What is Joint Ownership?
Joint ownership is a type of co-ownership or concurrent estate in which co-owners have a right of survivorship. In the eyes of the law, joint owners do not own any portion or individual share in the property but each owner has an undivided interest in the whole of the property.
The feature of this type of ownership which provides an aspect of succession planning is the right of survivorship. Effectively, the survivor automatically becomes the owner of the whole property on the other person’s death. The title passes as a matter of law and not as part of the deceased estate so probate is not required.
Estate Planning – The Trick
As a matter of BVI law, shares in a BVI company are deemed to be located in the BVI. Where a shareholder of a BVI company dies, shares generally cannot be transmitted to the heirs until a grant of probate or letters of administration has been obtained from the BVI court or alternatively, a foreign grant of probate or letters of administration has been re-sealed by the BVI court (each a “Grant”). A joint ownership arrangement avoids the need to obtain a Grant as the deceased joint owner’s interest ceases on death and therefore does not form part of their estate for succession purposes. No Grant with respect to the deceased’s shares is required – the property passes automatically by operation of law to the survivor. The survivor will however have to consider the succession issues relating to the ownership of shares on his or her death
Formalities of Joint Ownership.
Joint ownership exists at common law and is recognised in the BVI. There does not appear to be any maximum number of joint owners. In order to create a joint ownership the four unities must be present.
Unity of time
Interest must be acquired by the joint owners at the same time.
Unity of title
The interests held by the joint owners must arise out of the same instrument.
Unity of interest
Both owners must have the same interest in the property.
Unity of possession
Both owners must have the right to possess the whole property.
Creating Joint Ownership - The Trap
If any of the four unities is not present, the joint ownership is either not created or is broken and the ownership reverts to an ownership in common. Creating the formalities of the four unities on a subscription for shares is generally quite straight forward. Transferring an existing shareholding to joint ownership is a more complicated. Where an existing shareholder wants to create joint ownership over existing shares that the shareholder owns, the shareholder will need to transfer the relevant shares to himself and the joint owner as joint owners with the right of survivorship. If the shareholder were to simply transfer one half interest in the shares or add the person’s name to the share register and share certificate as a joint owner, the unity of time and title would be broken and the joint ownership would be ineffective. In this case, it is likely that one-half interest in the shares would remain with each joint owner (as an owner in common) and probate would be needed in the BVI to deal with the one-half interest that the deceased held.
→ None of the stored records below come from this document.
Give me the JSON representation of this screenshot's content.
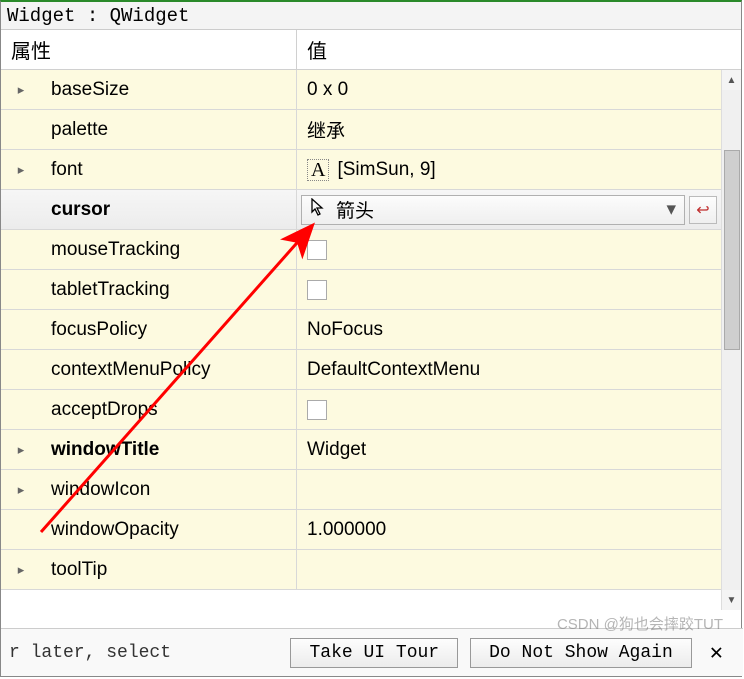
{
  "title_bar": "Widget : QWidget",
  "headers": {
    "prop": "属性",
    "val": "值"
  },
  "rows": [
    {
      "name": "baseSize",
      "value": "0 x 0",
      "expandable": true,
      "bold": false,
      "type": "text"
    },
    {
      "name": "palette",
      "value": "继承",
      "expandable": false,
      "bold": false,
      "type": "text"
    },
    {
      "name": "font",
      "value": "[SimSun, 9]",
      "expandable": true,
      "bold": false,
      "type": "font"
    },
    {
      "name": "cursor",
      "value": "箭头",
      "expandable": false,
      "bold": true,
      "type": "cursor",
      "selected": true
    },
    {
      "name": "mouseTracking",
      "value": "",
      "expandable": false,
      "bold": false,
      "type": "check"
    },
    {
      "name": "tabletTracking",
      "value": "",
      "expandable": false,
      "bold": false,
      "type": "check"
    },
    {
      "name": "focusPolicy",
      "value": "NoFocus",
      "expandable": false,
      "bold": false,
      "type": "text"
    },
    {
      "name": "contextMenuPolicy",
      "value": "DefaultContextMenu",
      "expandable": false,
      "bold": false,
      "type": "text"
    },
    {
      "name": "acceptDrops",
      "value": "",
      "expandable": false,
      "bold": false,
      "type": "check"
    },
    {
      "name": "windowTitle",
      "value": "Widget",
      "expandable": true,
      "bold": true,
      "type": "text"
    },
    {
      "name": "windowIcon",
      "value": "",
      "expandable": true,
      "bold": false,
      "type": "text"
    },
    {
      "name": "windowOpacity",
      "value": "1.000000",
      "expandable": false,
      "bold": false,
      "type": "text"
    },
    {
      "name": "toolTip",
      "value": "",
      "expandable": true,
      "bold": false,
      "type": "text"
    }
  ],
  "footer": {
    "hint": "r later, select",
    "tour_btn": "Take UI Tour",
    "dismiss_btn": "Do Not Show Again"
  },
  "watermark": "CSDN @狗也会摔跤TUT",
  "font_glyph": "A"
}
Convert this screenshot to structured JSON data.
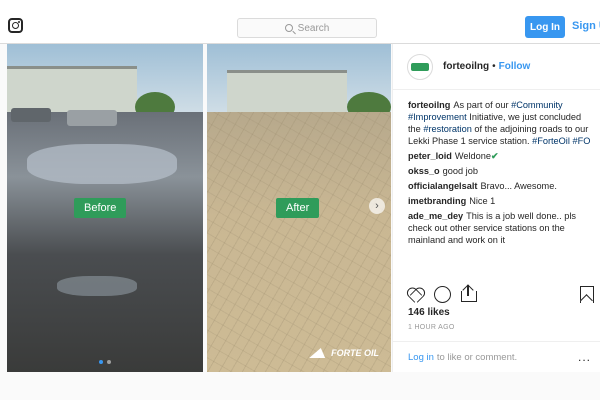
{
  "topbar": {
    "instagram_icon": "instagram-logo",
    "search_placeholder": "Search",
    "login_label": "Log In",
    "signup_label": "Sign Up"
  },
  "photos": {
    "before_label": "Before",
    "after_label": "After",
    "watermark": "FORTE OIL"
  },
  "post": {
    "username": "forteoilng",
    "separator": "•",
    "follow_label": "Follow",
    "caption": {
      "user": "forteoilng",
      "part1": "As part of our ",
      "tag1": "#Community",
      "part2": " ",
      "tag2": "#Improvement",
      "part3": " Initiative, we just concluded the ",
      "tag3": "#restoration",
      "part4": " of the adjoining roads to our Lekki Phase 1 service station. ",
      "tag4": "#ForteOil",
      "part5": " ",
      "tag5": "#FO"
    },
    "comments": [
      {
        "user": "peter_loid",
        "text": "Weldone",
        "emoji": "✔"
      },
      {
        "user": "okss_o",
        "text": "good job"
      },
      {
        "user": "officialangelsalt",
        "text": "Bravo... Awesome."
      },
      {
        "user": "imetbranding",
        "text": "Nice 1"
      },
      {
        "user": "ade_me_dey",
        "text": "This is a job well done.. pls check out other service stations on the mainland and work on it"
      }
    ],
    "likes": "146 likes",
    "time": "1 HOUR AGO",
    "footer": {
      "login_link": "Log in",
      "text": "to like or comment.",
      "more": "..."
    }
  }
}
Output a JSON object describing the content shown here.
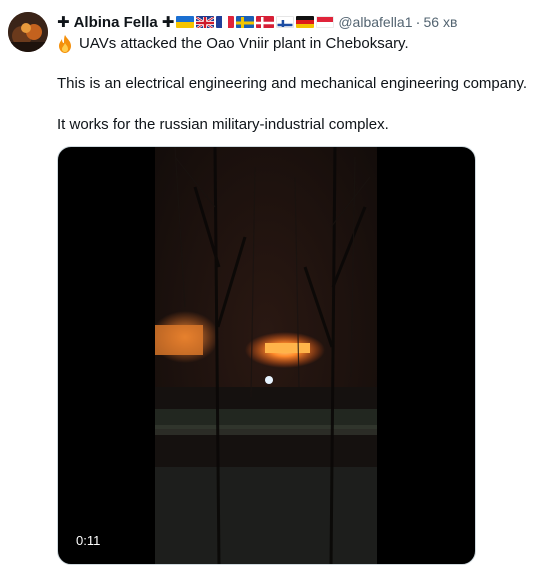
{
  "tweet": {
    "author_name": "Albina Fella",
    "cross_symbol": "✚",
    "handle": "@albafella1",
    "separator": "·",
    "time": "56 хв",
    "flags": [
      "Ukraine",
      "United Kingdom",
      "France",
      "Sweden",
      "Denmark",
      "Finland",
      "Germany",
      "Indonesia"
    ],
    "lines": [
      "UAVs attacked the Oao Vniir plant in Cheboksary.",
      "This is an electrical engineering and mechanical engineering company.",
      "It works for the russian military-industrial complex."
    ],
    "media": {
      "duration": "0:11"
    }
  }
}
Another way, and perhaps a more straightforward way, to achieve joint ownership is to transfer the shares to a third person (straw person) who would then effect the transfer into joint ownership.
The Memorandum & Articles of Association of a company may or may not include wording in relation to the joint ownership of shares. If not there are default provisions in the BVI Business Companies Act, 2004 dealing with the voting of jointly owned shares. The practice is for language to be included in the Register of Members of the BVI Business Company and also the Share Certificates, if any, to the effect that the share(s) is/are jointly held. A statement such as “X and Y as joint owners with right of survivorship” is sufficient to evidence the joint ownership. We have seen the acronym JTWROS used, and while relatively common, it is better to include the full statement.
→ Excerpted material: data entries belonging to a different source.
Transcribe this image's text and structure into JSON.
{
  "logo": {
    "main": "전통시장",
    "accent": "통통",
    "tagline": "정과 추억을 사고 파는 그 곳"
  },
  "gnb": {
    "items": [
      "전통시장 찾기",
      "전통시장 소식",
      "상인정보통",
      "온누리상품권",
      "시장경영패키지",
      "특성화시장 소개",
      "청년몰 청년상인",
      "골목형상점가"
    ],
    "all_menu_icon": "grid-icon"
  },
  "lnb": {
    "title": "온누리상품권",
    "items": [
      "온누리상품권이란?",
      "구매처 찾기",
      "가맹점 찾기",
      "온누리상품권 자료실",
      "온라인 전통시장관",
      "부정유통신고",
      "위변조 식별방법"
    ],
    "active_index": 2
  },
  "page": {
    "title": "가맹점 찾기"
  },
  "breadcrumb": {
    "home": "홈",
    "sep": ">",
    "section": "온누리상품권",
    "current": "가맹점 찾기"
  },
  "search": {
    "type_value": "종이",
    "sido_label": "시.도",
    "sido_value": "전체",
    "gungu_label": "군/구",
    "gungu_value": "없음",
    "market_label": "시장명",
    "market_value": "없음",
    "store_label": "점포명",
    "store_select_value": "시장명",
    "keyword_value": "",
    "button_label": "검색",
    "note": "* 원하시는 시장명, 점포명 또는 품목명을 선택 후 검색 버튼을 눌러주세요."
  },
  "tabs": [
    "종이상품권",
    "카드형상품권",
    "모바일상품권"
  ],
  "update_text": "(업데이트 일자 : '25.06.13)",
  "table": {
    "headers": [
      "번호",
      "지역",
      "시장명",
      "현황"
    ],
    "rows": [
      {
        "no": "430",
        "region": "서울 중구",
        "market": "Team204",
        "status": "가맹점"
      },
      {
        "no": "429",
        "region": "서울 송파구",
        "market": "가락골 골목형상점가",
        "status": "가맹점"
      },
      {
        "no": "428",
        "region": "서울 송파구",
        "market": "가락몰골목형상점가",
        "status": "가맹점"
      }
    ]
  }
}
Joint ownership with the right of survivorship is common between spouses and between parent and child and in any other situation where parties want ownership to pass immediately and automatically to the survivor.
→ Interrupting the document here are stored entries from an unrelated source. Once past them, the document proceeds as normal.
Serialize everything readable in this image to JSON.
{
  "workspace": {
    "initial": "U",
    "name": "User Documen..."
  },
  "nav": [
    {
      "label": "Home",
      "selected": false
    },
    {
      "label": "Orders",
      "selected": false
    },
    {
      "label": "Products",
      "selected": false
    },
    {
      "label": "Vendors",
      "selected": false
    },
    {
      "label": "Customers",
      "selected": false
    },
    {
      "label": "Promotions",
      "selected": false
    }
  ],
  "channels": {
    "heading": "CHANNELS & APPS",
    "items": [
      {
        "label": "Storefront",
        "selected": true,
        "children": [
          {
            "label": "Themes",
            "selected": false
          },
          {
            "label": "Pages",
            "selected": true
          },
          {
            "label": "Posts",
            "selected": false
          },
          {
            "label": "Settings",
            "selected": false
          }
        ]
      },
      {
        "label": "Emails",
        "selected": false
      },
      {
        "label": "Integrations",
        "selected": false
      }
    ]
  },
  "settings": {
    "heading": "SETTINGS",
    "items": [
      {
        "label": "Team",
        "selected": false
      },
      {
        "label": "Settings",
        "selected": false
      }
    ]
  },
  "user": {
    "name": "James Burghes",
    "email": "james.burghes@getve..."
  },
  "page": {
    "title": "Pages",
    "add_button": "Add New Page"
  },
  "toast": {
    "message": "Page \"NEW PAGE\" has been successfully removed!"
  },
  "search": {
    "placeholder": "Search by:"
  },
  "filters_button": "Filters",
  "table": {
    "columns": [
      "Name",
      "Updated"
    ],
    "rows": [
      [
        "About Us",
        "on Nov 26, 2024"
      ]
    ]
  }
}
Where one of the owners is a child care must be taken to ensure that the child is not a minor as that can create additional issues. In the appropriate situation, joint ownership with the right of survivorship is a useful tool for dealing with succession in the event of death. It is comparatively less expensive when compared to a last will and probate, and the transfer of title is automatic on death. As noted care must be taken when creating the joint ownership or the benefits may not be realized. One further difficulty with this approach is that the entitlement of each joint owner vests immediately giving ongoing rights to the shares during their lifetimes and not just on death of one of the parties.